Bumbu Kacang (Indonesian Peanut Sauce)
The archipelago’s classic satay condiment.
This rich peanut sauce from chef, cookbook author, and satay expert Vanja Van der Leeden ticks all the boxes. It’s creamy, nutty, spicy and aromatic. Traditionally made in a heavy mortar and pestle, Van der Leeden’s version can be made quickly and easily in a blender. Unable to eat peanuts? Try swapping them out for almonds or cashews.
This recipe is adapted from Van der Leeden’s cookbook INDOSTOK.
- 1 tbsp. plus 1½ tsp. (2 oz.) tamarind pulp
- 2 tbsp. vegetable oil
- 1 small red chile, coarsely chopped
- 4 small bird’s eye chiles, coarsely chopped
- 4 medium garlic cloves, peeled
- 7 oz. (1¼ cup) roasted peanuts
- 2 tbsp. kecap manis (Indonesian sweet soy sauce), plus more
- 2 tsp. palm sugar
- 1 tsp. terasi (Indonesian shrimp paste)
- 6 makrut lime leaves
- Kosher salt
- To a small bowl, add the tamarind pulp and ¼ cup lukewarm water.

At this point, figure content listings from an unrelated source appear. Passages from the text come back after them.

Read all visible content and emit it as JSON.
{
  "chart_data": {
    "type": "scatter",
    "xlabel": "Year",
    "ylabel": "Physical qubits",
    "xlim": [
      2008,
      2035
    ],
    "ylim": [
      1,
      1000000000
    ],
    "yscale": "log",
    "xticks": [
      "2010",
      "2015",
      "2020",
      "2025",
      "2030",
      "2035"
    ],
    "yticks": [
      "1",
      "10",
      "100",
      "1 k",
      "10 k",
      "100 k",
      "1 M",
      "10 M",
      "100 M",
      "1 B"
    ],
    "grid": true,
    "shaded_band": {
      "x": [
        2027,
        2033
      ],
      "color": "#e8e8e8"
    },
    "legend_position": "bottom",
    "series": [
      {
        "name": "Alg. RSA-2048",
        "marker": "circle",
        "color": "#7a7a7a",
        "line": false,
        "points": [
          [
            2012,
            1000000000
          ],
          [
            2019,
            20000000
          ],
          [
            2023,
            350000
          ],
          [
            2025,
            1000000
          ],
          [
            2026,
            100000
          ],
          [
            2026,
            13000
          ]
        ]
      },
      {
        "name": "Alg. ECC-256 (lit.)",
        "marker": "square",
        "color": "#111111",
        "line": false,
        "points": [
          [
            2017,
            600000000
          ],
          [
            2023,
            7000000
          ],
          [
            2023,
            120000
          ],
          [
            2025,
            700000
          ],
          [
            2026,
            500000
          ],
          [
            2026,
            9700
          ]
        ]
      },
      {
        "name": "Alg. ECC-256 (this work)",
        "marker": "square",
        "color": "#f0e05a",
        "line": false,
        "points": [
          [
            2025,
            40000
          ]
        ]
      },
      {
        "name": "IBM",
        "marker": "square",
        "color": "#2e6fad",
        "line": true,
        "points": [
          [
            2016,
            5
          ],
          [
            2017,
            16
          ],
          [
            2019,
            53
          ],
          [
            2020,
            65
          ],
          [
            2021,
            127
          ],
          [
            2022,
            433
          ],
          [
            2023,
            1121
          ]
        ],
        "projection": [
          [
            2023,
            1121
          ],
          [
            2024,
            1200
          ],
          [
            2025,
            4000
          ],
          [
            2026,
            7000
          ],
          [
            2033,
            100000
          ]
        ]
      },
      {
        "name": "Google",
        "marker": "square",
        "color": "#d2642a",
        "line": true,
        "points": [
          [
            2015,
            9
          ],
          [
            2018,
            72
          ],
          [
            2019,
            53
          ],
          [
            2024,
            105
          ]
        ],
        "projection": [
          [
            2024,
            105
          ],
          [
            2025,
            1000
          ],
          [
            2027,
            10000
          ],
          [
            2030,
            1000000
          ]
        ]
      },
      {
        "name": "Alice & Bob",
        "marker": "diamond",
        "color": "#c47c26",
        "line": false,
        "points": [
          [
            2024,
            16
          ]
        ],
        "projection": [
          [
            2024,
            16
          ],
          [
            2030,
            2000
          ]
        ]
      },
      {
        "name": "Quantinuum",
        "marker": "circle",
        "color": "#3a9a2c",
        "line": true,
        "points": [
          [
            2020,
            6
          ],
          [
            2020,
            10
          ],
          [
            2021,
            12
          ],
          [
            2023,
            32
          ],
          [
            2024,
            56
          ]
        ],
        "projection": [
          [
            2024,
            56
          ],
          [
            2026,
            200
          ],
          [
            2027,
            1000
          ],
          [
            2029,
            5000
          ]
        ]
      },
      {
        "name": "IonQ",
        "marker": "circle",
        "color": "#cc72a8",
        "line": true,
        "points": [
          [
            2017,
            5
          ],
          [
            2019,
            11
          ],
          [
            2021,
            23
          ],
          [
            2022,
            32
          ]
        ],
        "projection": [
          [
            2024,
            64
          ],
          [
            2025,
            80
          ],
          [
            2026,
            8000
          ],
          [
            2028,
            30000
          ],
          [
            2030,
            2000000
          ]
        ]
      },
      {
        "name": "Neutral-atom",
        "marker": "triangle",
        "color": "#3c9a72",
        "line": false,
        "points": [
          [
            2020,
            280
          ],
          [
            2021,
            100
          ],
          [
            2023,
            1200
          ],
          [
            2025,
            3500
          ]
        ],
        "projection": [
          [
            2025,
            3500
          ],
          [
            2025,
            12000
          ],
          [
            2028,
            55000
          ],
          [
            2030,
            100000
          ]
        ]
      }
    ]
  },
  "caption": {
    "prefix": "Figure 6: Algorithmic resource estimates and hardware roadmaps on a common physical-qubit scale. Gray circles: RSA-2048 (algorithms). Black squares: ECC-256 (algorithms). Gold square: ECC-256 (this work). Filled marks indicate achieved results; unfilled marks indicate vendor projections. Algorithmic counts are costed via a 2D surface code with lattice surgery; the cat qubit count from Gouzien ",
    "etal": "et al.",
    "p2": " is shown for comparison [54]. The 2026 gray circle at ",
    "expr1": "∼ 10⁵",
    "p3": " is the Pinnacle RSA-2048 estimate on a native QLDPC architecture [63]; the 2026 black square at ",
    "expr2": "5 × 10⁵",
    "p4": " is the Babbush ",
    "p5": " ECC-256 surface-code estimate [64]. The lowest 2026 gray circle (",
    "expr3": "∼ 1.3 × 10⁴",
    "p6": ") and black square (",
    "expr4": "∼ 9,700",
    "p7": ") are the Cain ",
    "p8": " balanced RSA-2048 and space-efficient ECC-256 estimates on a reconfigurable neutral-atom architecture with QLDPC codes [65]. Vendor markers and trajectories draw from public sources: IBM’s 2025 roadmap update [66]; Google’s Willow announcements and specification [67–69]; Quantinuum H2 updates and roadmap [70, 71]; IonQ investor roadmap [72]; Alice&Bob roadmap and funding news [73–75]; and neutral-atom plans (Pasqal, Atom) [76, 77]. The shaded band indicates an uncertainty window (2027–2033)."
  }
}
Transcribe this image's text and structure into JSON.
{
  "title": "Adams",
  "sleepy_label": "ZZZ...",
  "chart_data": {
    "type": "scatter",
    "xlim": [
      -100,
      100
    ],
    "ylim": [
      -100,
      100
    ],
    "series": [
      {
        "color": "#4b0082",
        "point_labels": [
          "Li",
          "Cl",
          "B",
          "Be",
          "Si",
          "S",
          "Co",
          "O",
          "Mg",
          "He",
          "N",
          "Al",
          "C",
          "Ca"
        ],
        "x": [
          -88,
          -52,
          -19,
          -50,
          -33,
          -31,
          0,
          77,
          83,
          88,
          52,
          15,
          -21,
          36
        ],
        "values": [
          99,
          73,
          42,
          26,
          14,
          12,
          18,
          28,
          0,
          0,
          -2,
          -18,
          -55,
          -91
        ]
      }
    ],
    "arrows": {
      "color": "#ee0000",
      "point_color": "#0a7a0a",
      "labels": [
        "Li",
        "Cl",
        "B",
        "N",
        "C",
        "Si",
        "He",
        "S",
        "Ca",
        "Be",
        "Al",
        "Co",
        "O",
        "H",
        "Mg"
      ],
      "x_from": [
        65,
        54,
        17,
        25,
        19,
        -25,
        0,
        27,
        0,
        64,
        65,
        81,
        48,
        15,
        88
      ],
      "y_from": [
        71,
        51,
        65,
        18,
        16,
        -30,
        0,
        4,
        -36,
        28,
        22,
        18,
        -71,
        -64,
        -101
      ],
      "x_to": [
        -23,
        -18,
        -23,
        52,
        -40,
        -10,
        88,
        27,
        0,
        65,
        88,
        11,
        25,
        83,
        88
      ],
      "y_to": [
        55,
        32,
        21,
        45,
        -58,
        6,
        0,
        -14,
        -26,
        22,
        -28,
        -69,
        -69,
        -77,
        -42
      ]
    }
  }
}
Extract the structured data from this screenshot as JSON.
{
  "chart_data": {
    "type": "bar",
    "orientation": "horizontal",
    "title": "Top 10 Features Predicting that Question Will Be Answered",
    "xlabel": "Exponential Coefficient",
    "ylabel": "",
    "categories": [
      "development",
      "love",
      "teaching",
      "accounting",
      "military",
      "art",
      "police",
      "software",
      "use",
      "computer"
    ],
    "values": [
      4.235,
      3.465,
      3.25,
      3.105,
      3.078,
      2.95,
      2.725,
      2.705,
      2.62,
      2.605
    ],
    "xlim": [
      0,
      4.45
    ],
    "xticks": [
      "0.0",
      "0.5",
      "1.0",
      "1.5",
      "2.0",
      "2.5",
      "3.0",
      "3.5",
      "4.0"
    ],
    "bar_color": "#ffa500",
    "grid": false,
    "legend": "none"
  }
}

- Heat a large skillet over low heat and add the oil. When hot, add the chiles and garlic and cook, stirring frequently until fragrant and beginning to color, about 4 minutes. Remove from heat and set aside.
- Set a fine mesh strainer over a blender, then pass the tamarind pulp and its water through it, discarding any solids that remain. Add the peanuts, kecap manis, palm sugar, terasi, and the lime leaves, then blend to a sauce of your desired consistency, adding additional water a tablespoon at a time as needed to loosen. Season to taste with salt and kecap manis. Transfer to a bowl and serve at room temperature with satay or other grilled meats or vegetables. Leftovers keep well in an airtight jar for up to 1 week.